Peter Hartcher, the International Editor of the Sydney Morning Herald, has an article in today’s paper which compares current political trajectories in Burma and North Korea. It begins by stating that:
Dictators, said Winston Churchill, ”ride to and fro upon tigers which they dare not dismount. And the tigers are getting hungry.” Two medium-size nations of east Asia, both military dictatorships, both allies of China, and both traditionally Buddhist societies, are taking diametrically opposite courses in dealing with their hungry tigers.
One is tightening its grip around the tiger’s neck; the other is challenging Churchill’s dictum by attempting a delicate dismount.
Executing a dismount from a hungry tiger? It is a splendid image of what can become an impossibly fraught maneuver.
Later in the article Hartcher cites some of my comments on Burmese politics to explain how and why Burma is changing. One of my assessments is that Burma’s military leadership “came to the realisation that they could engineer a new compact among the country’s political elites, inviting Aung San Suu Kyi and her forces into some place of power while keeping overall control for themselves.” From everything I read, it appears the North Korean leadership is still a long way from any realisation of that sort.
And for those in the mood for a trip down memory lane, the above image of North Korea-Burma cosiness is sourced from here.
It was the Godfather of the current outfit Ne Win who said seizing power and holding on to it was like pulling the tiger’s tail, you just didn’t dare let go, although he did go through the motions of letting go as the mismanagement crisis deepened, but only to renew his grip.

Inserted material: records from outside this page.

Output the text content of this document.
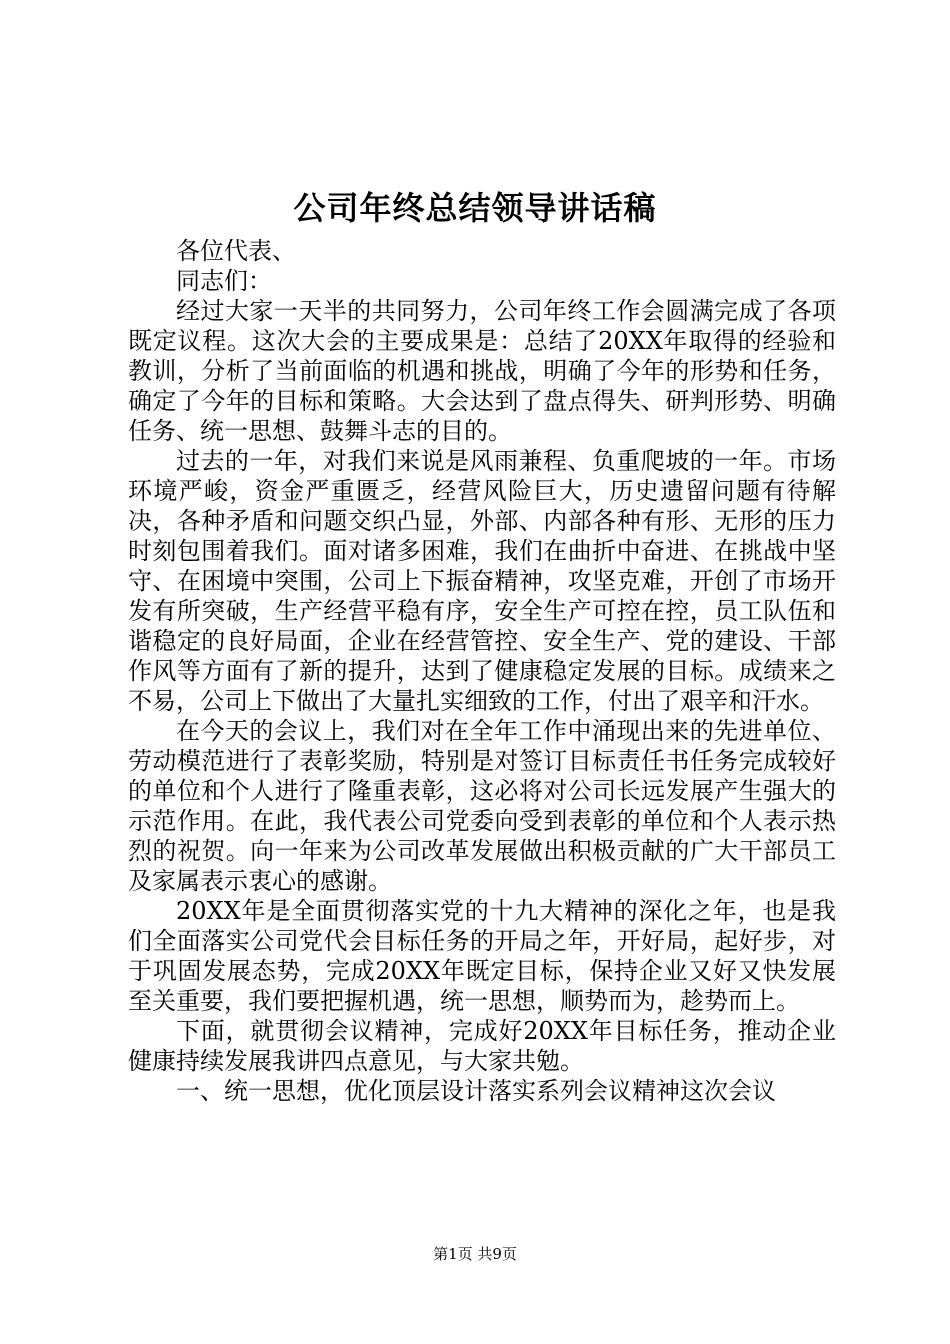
公司年终总结领导讲话稿

各位代表、

同志们：

经过大家一天半的共同努力，公司年终工作会圆满完成了各项既定议程。这次大会的主要成果是：总结了20XX年取得的经验和教训，分析了当前面临的机遇和挑战，明确了今年的形势和任务，确定了今年的目标和策略。大会达到了盘点得失、研判形势、明确任务、统一思想、鼓舞斗志的目的。

过去的一年，对我们来说是风雨兼程、负重爬坡的一年。市场环境严峻，资金严重匮乏，经营风险巨大，历史遗留问题有待解决，各种矛盾和问题交织凸显，外部、内部各种有形、无形的压力时刻包围着我们。面对诸多困难，我们在曲折中奋进、在挑战中坚守、在困境中突围，公司上下振奋精神，攻坚克难，开创了市场开发有所突破，生产经营平稳有序，安全生产可控在控，员工队伍和谐稳定的良好局面，企业在经营管控、安全生产、党的建设、干部作风等方面有了新的提升，达到了健康稳定发展的目标。成绩来之不易，公司上下做出了大量扎实细致的工作，付出了艰辛和汗水。

在今天的会议上，我们对在全年工作中涌现出来的先进单位、劳动模范进行了表彰奖励，特别是对签订目标责任书任务完成较好的单位和个人进行了隆重表彰，这必将对公司长远发展产生强大的示范作用。在此，我代表公司党委向受到表彰的单位和个人表示热烈的祝贺。向一年来为公司改革发展做出积极贡献的广大干部员工及家属表示衷心的感谢。

20XX年是全面贯彻落实党的十九大精神的深化之年，也是我们全面落实公司党代会目标任务的开局之年，开好局，起好步，对于巩固发展态势，完成20XX年既定目标，保持企业又好又快发展至关重要，我们要把握机遇，统一思想，顺势而为，趁势而上。

下面，就贯彻会议精神，完成好20XX年目标任务，推动企业健康持续发展我讲四点意见，与大家共勉。

一、统一思想，优化顶层设计落实系列会议精神这次会议

第1页 共9页
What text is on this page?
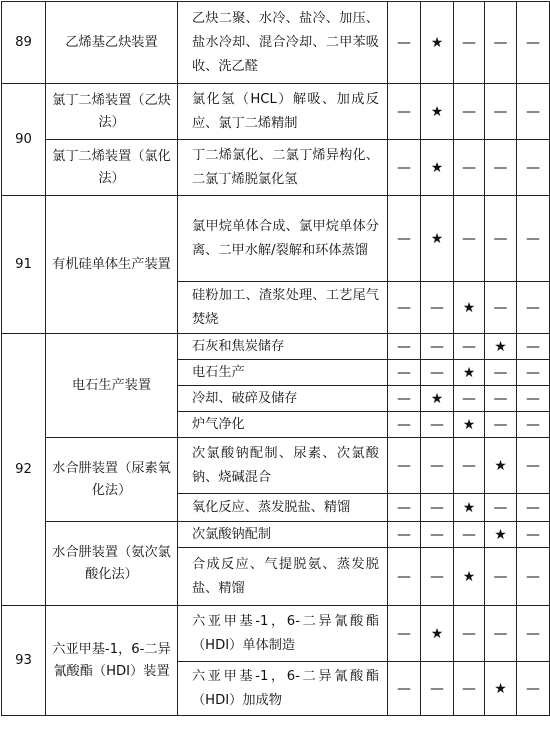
89	乙烯基乙炔装置	乙炔二聚、水冷、盐冷、加压、盐水冷却、混合冷却、二甲苯吸收、洗乙醛	—	★	—	—	—
90	氯丁二烯装置（乙炔法）	氯化氢（HCL）解吸、加成反应、氯丁二烯精制	—	★	—	—	—
	氯丁二烯装置（氯化法）	丁二烯氯化、二氯丁烯异构化、二氯丁烯脱氯化氢	—	★	—	—	—
91	有机硅单体生产装置	氯甲烷单体合成、氯甲烷单体分离、二甲水解/裂解和环体蒸馏	—	★	—	—	—
		硅粉加工、渣浆处理、工艺尾气焚烧	—	—	★	—	—
92	电石生产装置	石灰和焦炭储存	—	—	—	★	—
		电石生产	—	—	★	—	—
		冷却、破碎及储存	—	★	—	—	—
		炉气净化	—	—	★	—	—
	水合肼装置（尿素氧化法）	次氯酸钠配制、尿素、次氯酸钠、烧碱混合	—	—	—	★	—
		氧化反应、蒸发脱盐、精馏	—	—	★	—	—
	水合肼装置（氨次氯酸化法）	次氯酸钠配制	—	—	—	★	—
		合成反应、气提脱氨、蒸发脱盐、精馏	—	—	★	—	—
93	六亚甲基-1，6-二异氰酸酯（HDI）装置	六亚甲基-1，6-二异氰酸酯（HDI）单体制造	—	★	—	—	—
		六亚甲基-1，6-二异氰酸酯（HDI）加成物	—	—	—	★	—
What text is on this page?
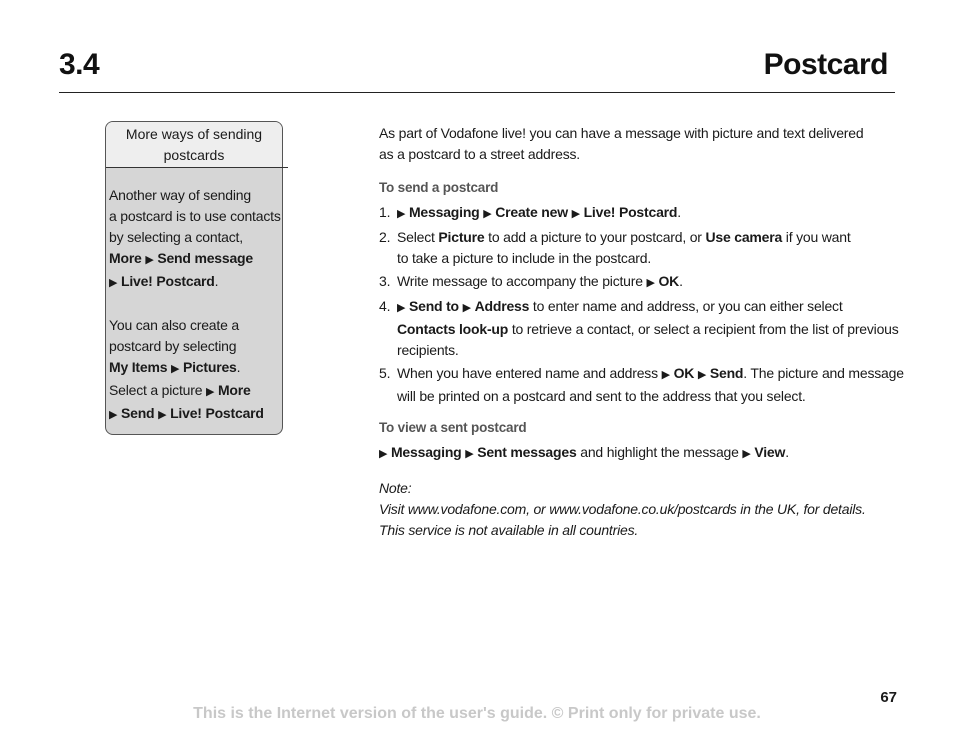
3.4	Postcard
More ways of sending
postcards
Another way of sending
a postcard is to use contacts
by selecting a contact,
More ▶ Send message
▶ Live! Postcard.
You can also create a
postcard by selecting
My Items ▶ Pictures.
Select a picture ▶ More
▶ Send ▶ Live! Postcard
As part of Vodafone live! you can have a message with picture and text delivered
as a postcard to a street address.
To send a postcard
1. ▶ Messaging ▶ Create new ▶ Live! Postcard.
2. Select Picture to add a picture to your postcard, or Use camera if you want
to take a picture to include in the postcard.
3. Write message to accompany the picture ▶ OK.
4. ▶ Send to ▶ Address to enter name and address, or you can either select
Contacts look-up to retrieve a contact, or select a recipient from the list of previous
recipients.
5. When you have entered name and address ▶ OK ▶ Send. The picture and message
will be printed on a postcard and sent to the address that you select.
To view a sent postcard
▶ Messaging ▶ Sent messages and highlight the message ▶ View.
Note:
Visit www.vodafone.com, or www.vodafone.co.uk/postcards in the UK, for details.
This service is not available in all countries.
67
This is the Internet version of the user's guide. © Print only for private use.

Here’s another instance where you just couldn’t repeat the same old trick in the 21st C., so needs must. They changed tack after two more decades and a half century of military dictatorship, as their crisis deepened, despite Russia, Japan, both Koreas as well as all the neighbours having been on side and doing a roaring trade with them.
It’s definitely an improvement over not just N Korea but their own mentor China. It’s about having your cake and eating it. It’s the Burmese Way to Glasnost & Perestroika. ‘Pluralism’ must be delivered.
There is everything to play for in and out of parliament. A reforming govt is at its most vulnerable as Alexis de Tocqueville once famously said. As for the opposition the Burmese expression goes, “a bold stroke seizes the throne, temerity misses the opportunity”.